TwinCAT 3 Simulation
The earlier errors in the engineering phase of a machine are noticed, the lower the cost of eliminating them will be. In case of doubt, the time of recognition determines whether a project can be profitable at all. The trend is therefore toward machines being simulated during development. However, the requirements vary a great deal. A manufacturer of standard machines tends to use a simulation that is as detailed as possible, as the high “one-time effort” for its creation is always worthwhile. A manufacturer of special machines is more likely to need solutions that are easy and quick to implement. TwinCAT supports both user groups with several products:
TwinCAT 3 CAD Simulation Interface
- A machine is designed using modern CAD systems. The TwinCAT 3 CAD Simulation Interface is a tool for coupling TwinCAT with a 3D CAD system. TwinCAT thus controls a virtual photovoltaic machine represented in the CAD system in non-real-time. This 3D simulation of machines is a central part of the implementation of a virtual commissioning. In the simulation, the movements and interactions of the individual installed components are displayed in the group and collisions and critical machine states are determined in advance. In addition, the simulation is used to train operators and maintenance staff in advance for regular operation and to define work instructions for troubleshooting using simulated critical machine conditions
TwinCAT 3 EtherCAT Simulation
- The TwinCAT 3 EtherCAT simulation is used for real-time simulation of the connected devices via EtherCAT. This “virtual” hardware behaves exactly like “real” devices connected to EtherCAT, including all runtime properties. The aim is to test and optimize the generated control code at an early stage of machine engineering, even without real existing hardware, to accelerate the actual commissioning.
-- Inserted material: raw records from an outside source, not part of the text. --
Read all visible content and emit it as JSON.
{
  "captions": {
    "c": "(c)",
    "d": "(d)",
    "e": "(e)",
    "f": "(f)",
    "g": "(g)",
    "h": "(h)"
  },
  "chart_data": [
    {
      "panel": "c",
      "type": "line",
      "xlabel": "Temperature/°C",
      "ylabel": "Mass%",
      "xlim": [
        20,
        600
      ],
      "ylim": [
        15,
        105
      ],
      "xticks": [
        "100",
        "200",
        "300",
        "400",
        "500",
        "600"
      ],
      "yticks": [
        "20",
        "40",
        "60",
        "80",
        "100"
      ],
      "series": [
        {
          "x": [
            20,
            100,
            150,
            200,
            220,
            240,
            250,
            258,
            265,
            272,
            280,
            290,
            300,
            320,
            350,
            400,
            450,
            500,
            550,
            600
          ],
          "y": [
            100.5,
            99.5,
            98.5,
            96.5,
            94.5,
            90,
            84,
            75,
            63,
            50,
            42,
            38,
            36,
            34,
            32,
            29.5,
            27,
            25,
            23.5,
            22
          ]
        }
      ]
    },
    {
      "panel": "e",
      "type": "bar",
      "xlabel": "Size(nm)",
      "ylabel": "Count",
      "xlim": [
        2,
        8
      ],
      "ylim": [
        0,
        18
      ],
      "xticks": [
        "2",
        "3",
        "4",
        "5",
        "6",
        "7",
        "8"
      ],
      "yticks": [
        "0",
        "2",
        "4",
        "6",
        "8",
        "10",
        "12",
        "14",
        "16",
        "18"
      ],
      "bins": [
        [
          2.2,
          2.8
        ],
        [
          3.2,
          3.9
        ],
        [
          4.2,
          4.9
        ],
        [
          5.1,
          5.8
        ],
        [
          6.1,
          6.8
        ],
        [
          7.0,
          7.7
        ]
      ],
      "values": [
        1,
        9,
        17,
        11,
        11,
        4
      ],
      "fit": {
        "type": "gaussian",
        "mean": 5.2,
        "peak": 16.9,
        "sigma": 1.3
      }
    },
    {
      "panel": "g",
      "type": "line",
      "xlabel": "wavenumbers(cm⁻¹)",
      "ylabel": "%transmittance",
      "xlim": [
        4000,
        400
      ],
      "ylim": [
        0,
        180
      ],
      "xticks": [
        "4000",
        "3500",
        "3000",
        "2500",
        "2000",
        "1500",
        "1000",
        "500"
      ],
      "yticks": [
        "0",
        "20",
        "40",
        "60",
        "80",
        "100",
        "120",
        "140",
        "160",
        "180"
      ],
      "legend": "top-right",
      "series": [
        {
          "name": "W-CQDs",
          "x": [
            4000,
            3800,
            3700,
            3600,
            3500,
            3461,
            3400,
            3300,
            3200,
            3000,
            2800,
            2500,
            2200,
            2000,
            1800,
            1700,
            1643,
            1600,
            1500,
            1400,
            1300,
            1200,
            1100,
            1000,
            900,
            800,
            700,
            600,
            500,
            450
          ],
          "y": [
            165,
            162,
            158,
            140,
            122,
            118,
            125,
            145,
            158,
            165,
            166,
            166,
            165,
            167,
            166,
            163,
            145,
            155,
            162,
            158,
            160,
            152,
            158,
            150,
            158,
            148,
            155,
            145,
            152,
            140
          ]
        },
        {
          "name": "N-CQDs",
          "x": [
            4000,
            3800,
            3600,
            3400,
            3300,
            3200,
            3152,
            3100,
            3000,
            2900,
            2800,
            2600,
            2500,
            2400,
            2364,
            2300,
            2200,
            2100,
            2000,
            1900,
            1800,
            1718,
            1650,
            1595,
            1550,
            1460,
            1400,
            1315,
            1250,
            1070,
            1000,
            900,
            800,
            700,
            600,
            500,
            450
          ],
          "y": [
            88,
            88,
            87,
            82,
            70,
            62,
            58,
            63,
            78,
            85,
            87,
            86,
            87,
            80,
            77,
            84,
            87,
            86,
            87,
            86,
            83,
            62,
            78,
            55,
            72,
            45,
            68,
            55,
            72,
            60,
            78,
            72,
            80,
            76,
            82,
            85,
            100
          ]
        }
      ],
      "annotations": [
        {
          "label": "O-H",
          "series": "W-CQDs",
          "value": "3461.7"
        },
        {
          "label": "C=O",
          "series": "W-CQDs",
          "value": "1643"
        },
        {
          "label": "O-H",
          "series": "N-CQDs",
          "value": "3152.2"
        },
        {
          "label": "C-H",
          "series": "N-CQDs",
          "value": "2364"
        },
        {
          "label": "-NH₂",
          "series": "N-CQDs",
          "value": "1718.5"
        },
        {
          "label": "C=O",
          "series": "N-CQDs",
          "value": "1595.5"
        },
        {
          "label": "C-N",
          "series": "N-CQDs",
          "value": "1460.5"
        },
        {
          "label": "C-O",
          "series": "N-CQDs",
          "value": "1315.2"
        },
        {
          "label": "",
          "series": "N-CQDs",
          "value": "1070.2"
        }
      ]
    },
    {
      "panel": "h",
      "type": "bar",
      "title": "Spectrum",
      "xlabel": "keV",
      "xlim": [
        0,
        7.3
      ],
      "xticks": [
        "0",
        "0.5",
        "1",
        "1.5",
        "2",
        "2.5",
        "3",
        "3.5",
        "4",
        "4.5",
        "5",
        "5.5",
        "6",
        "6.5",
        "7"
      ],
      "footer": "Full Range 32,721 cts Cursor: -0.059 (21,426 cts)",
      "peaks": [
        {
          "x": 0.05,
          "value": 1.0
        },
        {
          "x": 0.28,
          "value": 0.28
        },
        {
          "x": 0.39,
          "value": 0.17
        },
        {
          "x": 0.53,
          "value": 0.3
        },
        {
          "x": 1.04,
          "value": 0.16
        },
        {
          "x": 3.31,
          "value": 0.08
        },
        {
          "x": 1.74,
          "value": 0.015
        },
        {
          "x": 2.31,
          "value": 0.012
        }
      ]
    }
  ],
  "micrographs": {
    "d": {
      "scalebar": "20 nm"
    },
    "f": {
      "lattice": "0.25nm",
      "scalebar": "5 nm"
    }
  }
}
TwinCAT 3 Target for Functional Mockup Interface (FMI)
TwinCAT 3 Target for Functional Mockup Interface (FMI) supports the standardized interface for the coupling of simulation software. FMI is used by a great many software manufacturers that specialize in generating dynamic models of mechanical systems and bodies. The model generated in this way can be integrated into TwinCAT 3 and controlled like a real existing system in order to examine the properties. A simulation of these dynamic systems usually takes place at the beginning of the development of a machine and gives the mechanical designer and the software developer deep insights into the dynamic behavior of a machine.
TwinCAT 3 diagnostic functions
TwinCAT 3 has a built-in extensive diagnostic system. All system information can either be viewed directly in the TwinCAT 3 Engineering Environment (XAE) or can be recorded in real-time and in a cycle-synchronous manner with the TwinCAT 3 Scope. A subsequent analysis is also possible. The TwinCAT 3 Realtime Monitor enables the diagnosis and optimization of the runtime behavior of tasks and processes in the TwinCAT 3 runtime. And if you wish to go one step further: TwinCAT 3 Analytics is the optimal software tool for being able to realize and offer long-term analyses across several machines for diagnostic purposes, for machine and production data acquisition or for predictive maintenance.